The next morning, Janya suggests that we take the ferry to Île Saint-Honorat. There’s not much to see there, especially at this time of the year. We walk around the island and linger at the ruins of the tower, where we have a 360-degree view of the bay. Below, we can see the back of the abbey’s barn. A monk comes out, stands against a wall, lifts the skirt of his soutane, and takes a piss.
“Well, this is it,” I tell her. “This is where the story ends.”
“Or begins,” she says.
“Now that I’ve told you my life story, I’m afraid to lose you.”
“What do you mean?”
“Weird to think about it, but it would be like losing a part of myself.”
“Well, isn’t that what this game is all about?”
“I wish we wouldn’t call it a game anymore.”
“Well, it’s certainly beyond that now.”
“I wish I hadn’t told you so much, but we do have this agreement. I wish you’d tell me something as outlandish or as intimate from your own life. Then I wouldn’t feel so, well, vulnerable.”
“I could make something up.”
“That’s cheating.”
“Or I could start something outlandish right now.”
“Hmm. What did you have in mind?” I slip my hand inside her blouse. The wind has picked up and is getting icy cold. Her nipples are hard. I pull her other hand down to my crotch.
“Not here,” she says.
“Why not?”
She points to the stone slab behind me. There’s a carved inscription of the Twenty-Third Psalm written in Provençal. She reads it aloud. “Bewitching,” she says. “I don’t get it, but it almost makes me want to believe.”
I check to see that the pissing monk is not in sight. It’s late afternoon. Cannes is all lit up now, a gaudy jewel. “I want to fuck right next to the Twenty-Third Psalm, Janya. I want to do something really, really bad. Let’s fuck right here.”
She presses close to me.

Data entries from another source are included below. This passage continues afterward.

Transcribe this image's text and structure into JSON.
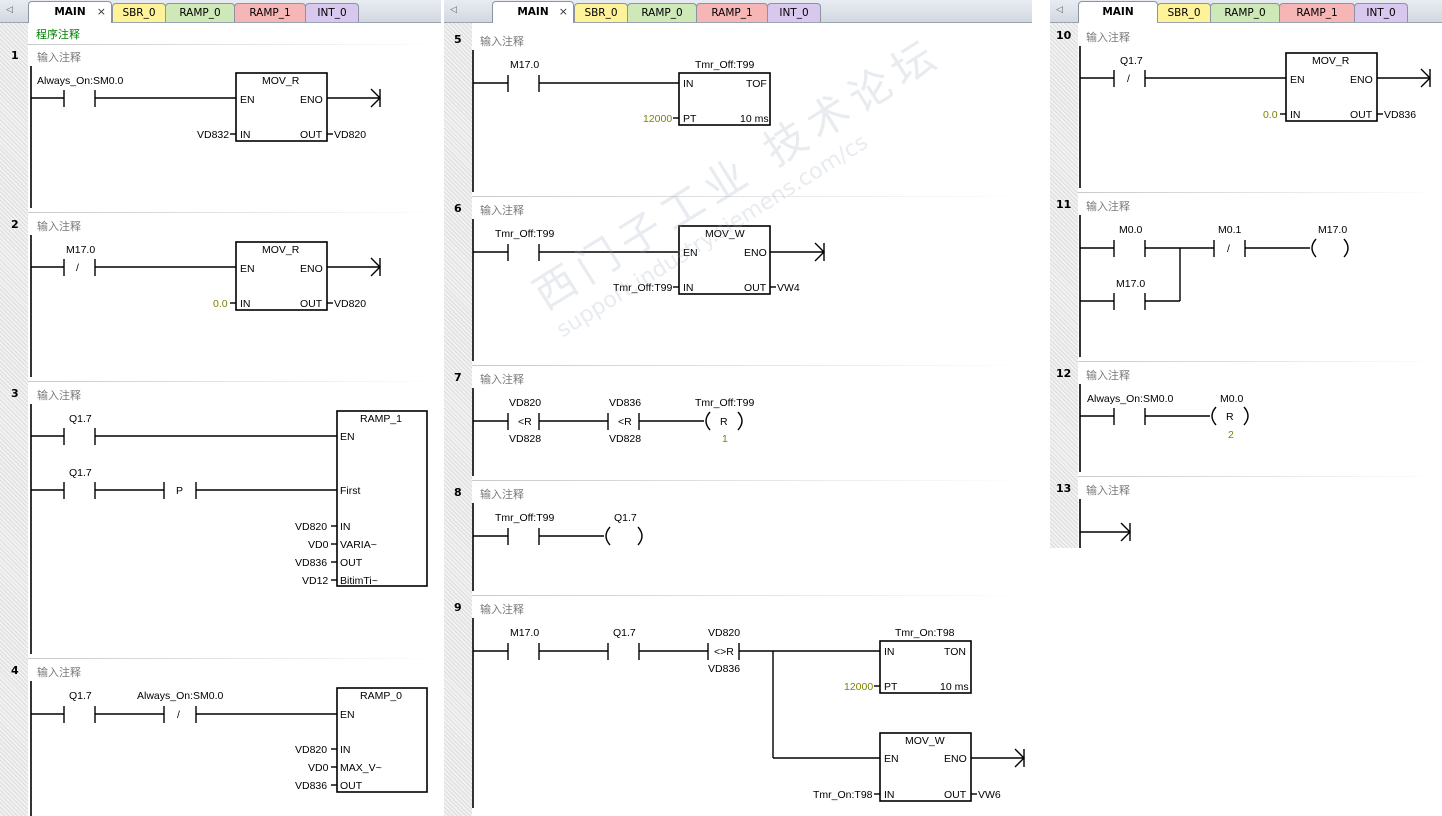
{
  "tabs": [
    "MAIN",
    "SBR_0",
    "RAMP_0",
    "RAMP_1",
    "INT_0"
  ],
  "program_comment": "程序注释",
  "rung_comment": "输入注释",
  "watermark": {
    "line1": "西门子工业 技术论坛",
    "line2": "support.industry.siemens.com/cs"
  },
  "rungs": {
    "r1": {
      "num": "1",
      "contact": "Always_On:SM0.0",
      "box": "MOV_R",
      "in": "VD832",
      "out": "VD820"
    },
    "r2": {
      "num": "2",
      "contact": "M17.0",
      "box": "MOV_R",
      "in": "0.0",
      "out": "VD820"
    },
    "r3": {
      "num": "3",
      "c1": "Q1.7",
      "c2": "Q1.7",
      "p": "P",
      "box": "RAMP_1",
      "pins": [
        "EN",
        "First",
        "IN",
        "VARIA~",
        "OUT",
        "BitimTi~"
      ],
      "args": [
        "VD820",
        "VD0",
        "VD836",
        "VD12"
      ]
    },
    "r4": {
      "num": "4",
      "c1": "Q1.7",
      "c2": "Always_On:SM0.0",
      "box": "RAMP_0",
      "pins": [
        "EN",
        "IN",
        "MAX_V~",
        "OUT"
      ],
      "args": [
        "VD820",
        "VD0",
        "VD836"
      ]
    },
    "r5": {
      "num": "5",
      "contact": "M17.0",
      "timer": "Tmr_Off:T99",
      "box": "TOF",
      "pt": "12000",
      "res": "10 ms"
    },
    "r6": {
      "num": "6",
      "contact": "Tmr_Off:T99",
      "box": "MOV_W",
      "in": "Tmr_Off:T99",
      "out": "VW4"
    },
    "r7": {
      "num": "7",
      "a1": "VD820",
      "op1": "<R",
      "b1": "VD828",
      "a2": "VD836",
      "op2": "<R",
      "b2": "VD828",
      "coil": "Tmr_Off:T99",
      "coil_type": "R",
      "n": "1"
    },
    "r8": {
      "num": "8",
      "contact": "Tmr_Off:T99",
      "coil": "Q1.7"
    },
    "r9": {
      "num": "9",
      "c1": "M17.0",
      "c2": "Q1.7",
      "a": "VD820",
      "op": "<>R",
      "b": "VD836",
      "timer": "Tmr_On:T98",
      "box1": "TON",
      "pt": "12000",
      "res": "10 ms",
      "box2": "MOV_W",
      "in": "Tmr_On:T98",
      "out": "VW6"
    },
    "r10": {
      "num": "10",
      "contact": "Q1.7",
      "box": "MOV_R",
      "in": "0.0",
      "out": "VD836"
    },
    "r11": {
      "num": "11",
      "c1": "M0.0",
      "c2": "M0.1",
      "c3": "M17.0",
      "coil": "M17.0"
    },
    "r12": {
      "num": "12",
      "contact": "Always_On:SM0.0",
      "coil": "M0.0",
      "coil_type": "R",
      "n": "2"
    },
    "r13": {
      "num": "13"
    }
  },
  "labels": {
    "en": "EN",
    "eno": "ENO",
    "in": "IN",
    "out": "OUT",
    "pt": "PT",
    "not": "/"
  }
}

I can smell her skin, a scent like orange blossoms which always reminds me of Bangkok.
“Don’t ever leave me,” I whisper in her ear. “I’d go nuts if you did.”
She looks at me in the eye, smiling, wondering.
“What?” I ask her.
“You are so full of surprises. Maybe I should pull one of my own.”
“No, don’t. I hate surprises.”
“Not fair.”
“Okay, but make it nice. Like Christmas or a birthday.”
“Or a baby.”
“No, no babies. Babies scare me. They’re loathsome and full of themselves. Egomaniacs.”
“We were all babies once. Some of us still are.”
“Hmm. Broad hint.”
She presses her lips to mine. “Shut up, baby. Close your eyes and open your heart.” And then she mumbles something strange, and I realize she is reading the psalm again. “Surely goodness and mercy will follow me all the days of my life. I will fear no evil.”